4.4.2 Mobile Banking M-Commerce – The Commerce of Convenience The leaders of telecom in India, Reliance and Airtel have taken the lead in offering m-commerce services. From bill payments to airline and railway ticketing to booking movie tickets and other random services, the services providers offer it all-Commerce in India is on a huge growth path and hybrid m-commerce service providers such as Pay mate now offering innovative services never heard of before. Mobile pays the bills PayMate allows mobile subscribers to make payments for merchant services using their cell phones. It is connected to merchants and banks to enable transactions. PayMate allows a transaction to be completed with a single SMS (one click) technology. ATM banking costs 80% while Internet and telebanking costs only 15% compared to normal banking transactions. Private sector Banks have pioneered internet banking, phone banking, anywhere banking, mobile banking, debit cards, Automatic Teller Machines (ATMs) and combined various other services and integrated them into the mainstream banking arena. Apart from the Mobile Banking, including of SMS Banking, Net Banking and ATMs are the major steps taken by the banks in India towards modernisation.

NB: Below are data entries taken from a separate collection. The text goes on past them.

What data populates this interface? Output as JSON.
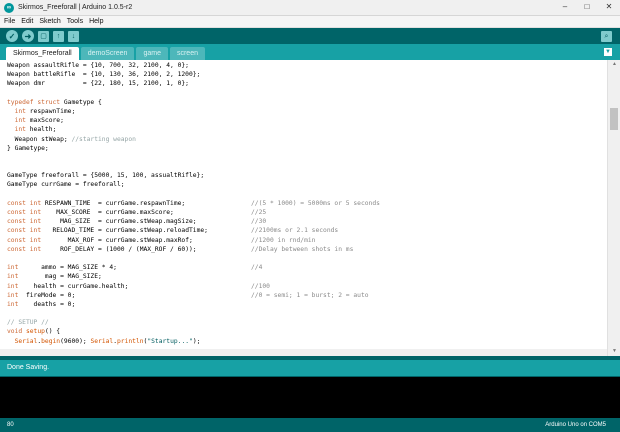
{
  "window": {
    "title": "Skirmos_Freeforall | Arduino 1.0.5-r2",
    "controls": [
      "–",
      "□",
      "✕"
    ]
  },
  "menu": [
    "File",
    "Edit",
    "Sketch",
    "Tools",
    "Help"
  ],
  "toolbar": {
    "verify": "✓",
    "upload": "➜",
    "new": "▢",
    "open": "↑",
    "save": "↓",
    "serial_monitor": "⌕"
  },
  "tabs": [
    "Skirmos_Freeforall",
    "demoScreen",
    "game",
    "screen"
  ],
  "tab_menu": "▼",
  "code_lines": [
    {
      "code": "Weapon assaultRifle = {10, 700, 32, 2100, 4, 0};",
      "comment": ""
    },
    {
      "code": "Weapon battleRifle  = {10, 130, 36, 2100, 2, 1200};",
      "comment": ""
    },
    {
      "code": "Weapon dmr          = {22, 180, 15, 2100, 1, 0};",
      "comment": ""
    },
    {
      "code": "",
      "comment": ""
    },
    {
      "code": "typedef struct Gametype {",
      "comment": ""
    },
    {
      "code": "  int respawnTime;",
      "comment": ""
    },
    {
      "code": "  int maxScore;",
      "comment": ""
    },
    {
      "code": "  int health;",
      "comment": ""
    },
    {
      "code": "  Weapon stWeap; //starting weapon",
      "comment": ""
    },
    {
      "code": "} Gametype;",
      "comment": ""
    },
    {
      "code": "",
      "comment": ""
    },
    {
      "code": "",
      "comment": ""
    },
    {
      "code": "GameType freeforall = {5000, 15, 100, assualtRifle};",
      "comment": ""
    },
    {
      "code": "GameType currGame = freeforall;",
      "comment": ""
    },
    {
      "code": "",
      "comment": ""
    },
    {
      "code": "const int RESPAWN_TIME  = currGame.respawnTime;",
      "comment": "//(5 * 1000) = 5000ms or 5 seconds"
    },
    {
      "code": "const int    MAX_SCORE  = currGame.maxScore;",
      "comment": "//25"
    },
    {
      "code": "const int     MAG_SIZE  = currGame.stWeap.magSize;",
      "comment": "//30"
    },
    {
      "code": "const int   RELOAD_TIME = currGame.stWeap.reloadTime;",
      "comment": "//2100ms or 2.1 seconds"
    },
    {
      "code": "const int       MAX_ROF = currGame.stWeap.maxRof;",
      "comment": "//1200 in rnd/min"
    },
    {
      "code": "const int     ROF_DELAY = (1000 / (MAX_ROF / 60));",
      "comment": "//Delay between shots in ms"
    },
    {
      "code": "",
      "comment": ""
    },
    {
      "code": "int      ammo = MAG_SIZE * 4;",
      "comment": "//4"
    },
    {
      "code": "int       mag = MAG_SIZE;",
      "comment": ""
    },
    {
      "code": "int    health = currGame.health;",
      "comment": "//100"
    },
    {
      "code": "int  fireMode = 0;",
      "comment": "//0 = semi; 1 = burst; 2 = auto"
    },
    {
      "code": "int    deaths = 0;",
      "comment": ""
    },
    {
      "code": "",
      "comment": ""
    },
    {
      "code": "// SETUP //",
      "comment": ""
    },
    {
      "code": "void setup() {",
      "comment": ""
    },
    {
      "code": "  Serial.begin(9600); Serial.println(\"Startup...\");",
      "comment": ""
    }
  ],
  "status": {
    "message": "Done Saving."
  },
  "footer": {
    "line_number": "80",
    "board": "Arduino Uno on COM5"
  },
  "colors": {
    "teal_dark": "#006468",
    "teal": "#17a1a5",
    "keyword": "#cc6633",
    "comment": "#95a5a6"
  }
}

With all these devices and systems, there is a complete freedom to experience.
5. MICHAEL PORTER’S FIVE FORCE ANALYSIS
5.1 Buyers Power
5.1.1 Specialized Products for Women and Students Single women are increasingly making up the second-largest group of home-buyers, though their size is still small compared with the number of mortgage loans availed by men. ABN Amro Bank and Citibank have designed special women’s accounts that cater to the investment requirements of the female investor, offering benefits such as free consultancy and advice, reduced minimum balance, breaks in process fees and even lower interest rates on loans. There are students special accounts called youth power in ICICI, and the also help students with educational loans.
5.2 Supplier Power
5.2.1 Fragmented Mobile Payment Solutions Market The telecom story in India has been a huge success. A 100 million plus mobile users is a dream come true for marketers. If that’s not all the number of users is growing by as much as 3 million a month. The numbers are hugely in favor of m-commerce. Mobile phone users in India outnumber credit and debit cards and internet users 2.5 to one.

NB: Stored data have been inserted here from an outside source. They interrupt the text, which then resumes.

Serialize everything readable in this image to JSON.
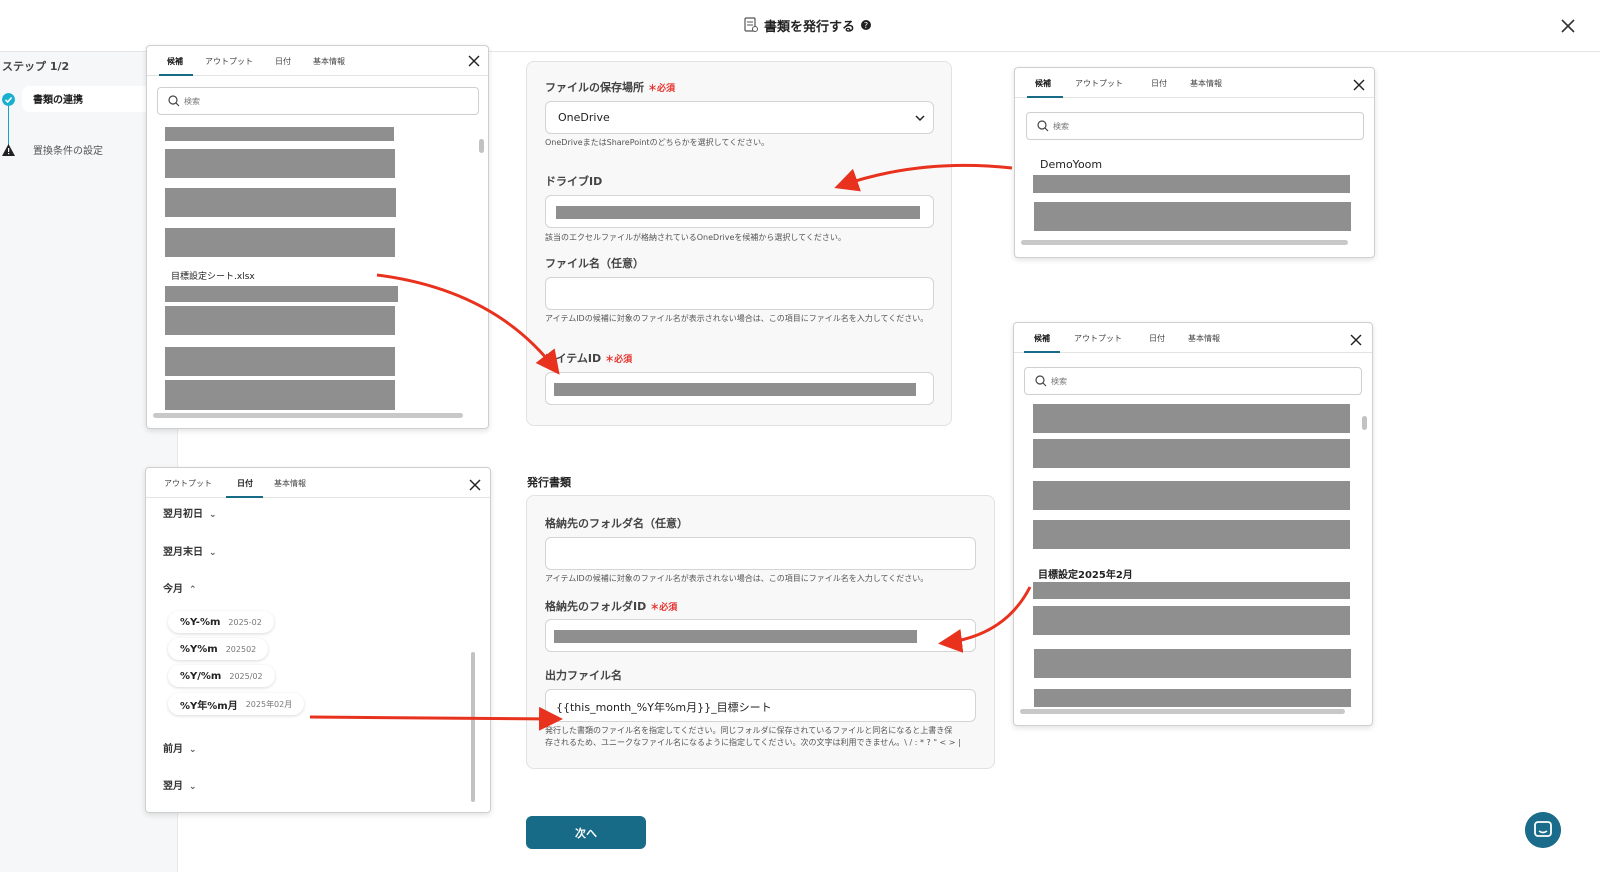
{
  "header": {
    "title": "書類を発行する"
  },
  "sidebar": {
    "step_counter": "ステップ 1/2",
    "steps": [
      {
        "label": "書類の連携",
        "status": "complete"
      },
      {
        "label": "置換条件の設定",
        "status": "warning"
      }
    ]
  },
  "popup_left_top": {
    "tabs": [
      "候補",
      "アウトプット",
      "日付",
      "基本情報"
    ],
    "active_tab": "候補",
    "search_placeholder": "検索",
    "visible_item": "目標設定シート.xlsx"
  },
  "popup_right_top": {
    "tabs": [
      "候補",
      "アウトプット",
      "日付",
      "基本情報"
    ],
    "active_tab": "候補",
    "search_placeholder": "検索",
    "visible_item": "DemoYoom"
  },
  "popup_right_bottom": {
    "tabs": [
      "候補",
      "アウトプット",
      "日付",
      "基本情報"
    ],
    "active_tab": "候補",
    "search_placeholder": "検索",
    "visible_item": "目標設定2025年2月"
  },
  "popup_left_bottom": {
    "tabs": [
      "アウトプット",
      "日付",
      "基本情報"
    ],
    "active_tab": "日付",
    "groups": {
      "next_month_first": "翌月初日",
      "next_month_last": "翌月末日",
      "this_month": "今月",
      "prev_month": "前月",
      "next_month": "翌月"
    },
    "formats": [
      {
        "key": "%Y-%m",
        "example": "2025-02"
      },
      {
        "key": "%Y%m",
        "example": "202502"
      },
      {
        "key": "%Y/%m",
        "example": "2025/02"
      },
      {
        "key": "%Y年%m月",
        "example": "2025年02月"
      }
    ]
  },
  "form_top": {
    "storage_label": "ファイルの保存場所",
    "storage_value": "OneDrive",
    "storage_help": "OneDriveまたはSharePointのどちらかを選択してください。",
    "drive_label": "ドライブID",
    "drive_help": "該当のエクセルファイルが格納されているOneDriveを候補から選択してください。",
    "filename_label": "ファイル名（任意）",
    "filename_help": "アイテムIDの候補に対象のファイル名が表示されない場合は、この項目にファイル名を入力してください。",
    "item_label": "アイテムID",
    "required": "必須"
  },
  "section_title": "発行書類",
  "form_bottom": {
    "folder_name_label": "格納先のフォルダ名（任意）",
    "folder_name_help": "アイテムIDの候補に対象のファイル名が表示されない場合は、この項目にファイル名を入力してください。",
    "folder_id_label": "格納先のフォルダID",
    "required": "必須",
    "output_label": "出力ファイル名",
    "output_value": "{{this_month_%Y年%m月}}_目標シート",
    "output_help_1": "発行した書類のファイル名を指定してください。同じフォルダに保存されているファイルと同名になると上書き保",
    "output_help_2": "存されるため、ユニークなファイル名になるように指定してください。次の文字は利用できません。\\ / : * ? \" < > |"
  },
  "next_button": "次へ",
  "colors": {
    "accent": "#176b87",
    "required": "#e5322d",
    "arrow": "#e8321e",
    "redaction": "#8f8f8f"
  }
}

5.3 Intensity of Competition
5.3.1 New Entrants Intensifying the Competition Foreign Banks in India always brought an explanation about the prompt services to customers. After the set up foreign banks in India, the banking sector in India also become competitive and accurative.Foreign banks are likely to succeed in their niche markets and be the innovators in terms of technology introduction in the domestic scenario which will increase the competition in the domestic banking industry. The outlook for the private sector banks indeed looks to be more promising vis-à-vis other banks. While their focused operations lower but more productive employee force etc will stand them good, possible acquisitions of PSU banks will definitely give them the much needed scale of operations and access to lower cost of funds.

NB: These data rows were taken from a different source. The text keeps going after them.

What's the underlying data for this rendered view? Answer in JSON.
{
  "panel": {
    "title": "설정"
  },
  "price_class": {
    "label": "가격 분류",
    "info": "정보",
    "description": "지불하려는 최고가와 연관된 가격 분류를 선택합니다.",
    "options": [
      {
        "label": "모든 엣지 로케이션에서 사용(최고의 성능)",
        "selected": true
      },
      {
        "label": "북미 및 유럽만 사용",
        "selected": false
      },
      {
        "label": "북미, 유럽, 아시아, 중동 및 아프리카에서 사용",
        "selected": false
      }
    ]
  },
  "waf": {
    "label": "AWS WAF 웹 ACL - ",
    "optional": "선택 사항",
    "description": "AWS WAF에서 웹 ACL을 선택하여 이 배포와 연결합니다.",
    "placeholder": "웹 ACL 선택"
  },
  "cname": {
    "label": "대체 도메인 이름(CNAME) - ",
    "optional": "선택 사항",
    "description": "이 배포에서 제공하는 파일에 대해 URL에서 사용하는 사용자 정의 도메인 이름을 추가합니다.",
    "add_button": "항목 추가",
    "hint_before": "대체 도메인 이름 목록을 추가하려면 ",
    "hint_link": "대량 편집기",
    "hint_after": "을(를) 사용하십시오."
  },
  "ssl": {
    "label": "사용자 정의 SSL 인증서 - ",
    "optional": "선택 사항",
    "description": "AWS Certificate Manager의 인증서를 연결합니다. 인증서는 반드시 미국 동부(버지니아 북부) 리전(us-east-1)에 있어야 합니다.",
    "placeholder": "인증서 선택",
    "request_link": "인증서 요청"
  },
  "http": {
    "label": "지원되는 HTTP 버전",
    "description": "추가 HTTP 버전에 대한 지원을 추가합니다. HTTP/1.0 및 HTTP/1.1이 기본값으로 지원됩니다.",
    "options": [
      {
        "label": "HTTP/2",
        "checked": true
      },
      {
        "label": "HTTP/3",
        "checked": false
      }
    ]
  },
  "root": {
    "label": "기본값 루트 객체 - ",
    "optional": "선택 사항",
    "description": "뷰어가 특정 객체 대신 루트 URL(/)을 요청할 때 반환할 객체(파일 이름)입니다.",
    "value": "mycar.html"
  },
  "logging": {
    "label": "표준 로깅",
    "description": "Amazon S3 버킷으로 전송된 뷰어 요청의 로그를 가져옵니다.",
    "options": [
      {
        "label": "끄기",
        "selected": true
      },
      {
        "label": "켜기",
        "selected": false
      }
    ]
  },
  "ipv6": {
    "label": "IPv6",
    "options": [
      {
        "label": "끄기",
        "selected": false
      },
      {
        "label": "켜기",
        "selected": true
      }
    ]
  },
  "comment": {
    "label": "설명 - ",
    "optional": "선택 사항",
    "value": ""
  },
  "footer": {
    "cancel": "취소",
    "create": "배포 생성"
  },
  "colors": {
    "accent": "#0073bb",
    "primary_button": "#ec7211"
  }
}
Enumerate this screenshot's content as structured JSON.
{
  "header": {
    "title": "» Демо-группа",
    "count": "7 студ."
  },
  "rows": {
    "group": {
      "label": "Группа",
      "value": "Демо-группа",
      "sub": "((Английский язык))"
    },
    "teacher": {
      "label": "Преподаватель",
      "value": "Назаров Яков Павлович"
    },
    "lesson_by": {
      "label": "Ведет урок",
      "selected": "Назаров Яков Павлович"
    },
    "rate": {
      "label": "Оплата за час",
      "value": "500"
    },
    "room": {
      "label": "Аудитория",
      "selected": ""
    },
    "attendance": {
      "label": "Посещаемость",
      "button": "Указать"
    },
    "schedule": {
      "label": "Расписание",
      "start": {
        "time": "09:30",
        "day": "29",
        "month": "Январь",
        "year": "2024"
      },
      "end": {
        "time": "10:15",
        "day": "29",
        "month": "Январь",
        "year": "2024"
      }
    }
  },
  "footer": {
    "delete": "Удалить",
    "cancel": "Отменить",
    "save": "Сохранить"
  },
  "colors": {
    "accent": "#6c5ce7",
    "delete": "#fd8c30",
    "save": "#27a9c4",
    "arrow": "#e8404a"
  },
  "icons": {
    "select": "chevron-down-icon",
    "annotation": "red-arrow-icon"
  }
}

5.4 Threat of New Entrants
5.4.1 Focus on Niche Segments Foreign banks are likely to succeed in their niche markets and be the innovators in terms of technology introduction in the domestic scenario. The outlook for the private sector banks indeed looks to be more promising vis-à-vis other banks. While their focused operations, lower but more productive employee force etc will stand them good, possible acquisitions of PSU banks will definitely give them the much needed scale of operations and access to lower cost of funds. These banks will continue to be the early technology adopters in the industry, thus increasing their efficiencies. Also, they have been amongst the first movers in the lucrative insurance segment. Already, banks such as ICICI Bank and HDFC Bank have forged alliances with Prudential Life and Standard Life respectively. This is one segment that is likely to witness a greater deal of action in the future. In the near term, the low interest rate scenario is likely to affect the spreads of majors. This is likely to result in a greater focus on better asset-liability management procedures. Consequently, only banks that strive hard to increase their share of fee-based revenues are likely to do better in the future.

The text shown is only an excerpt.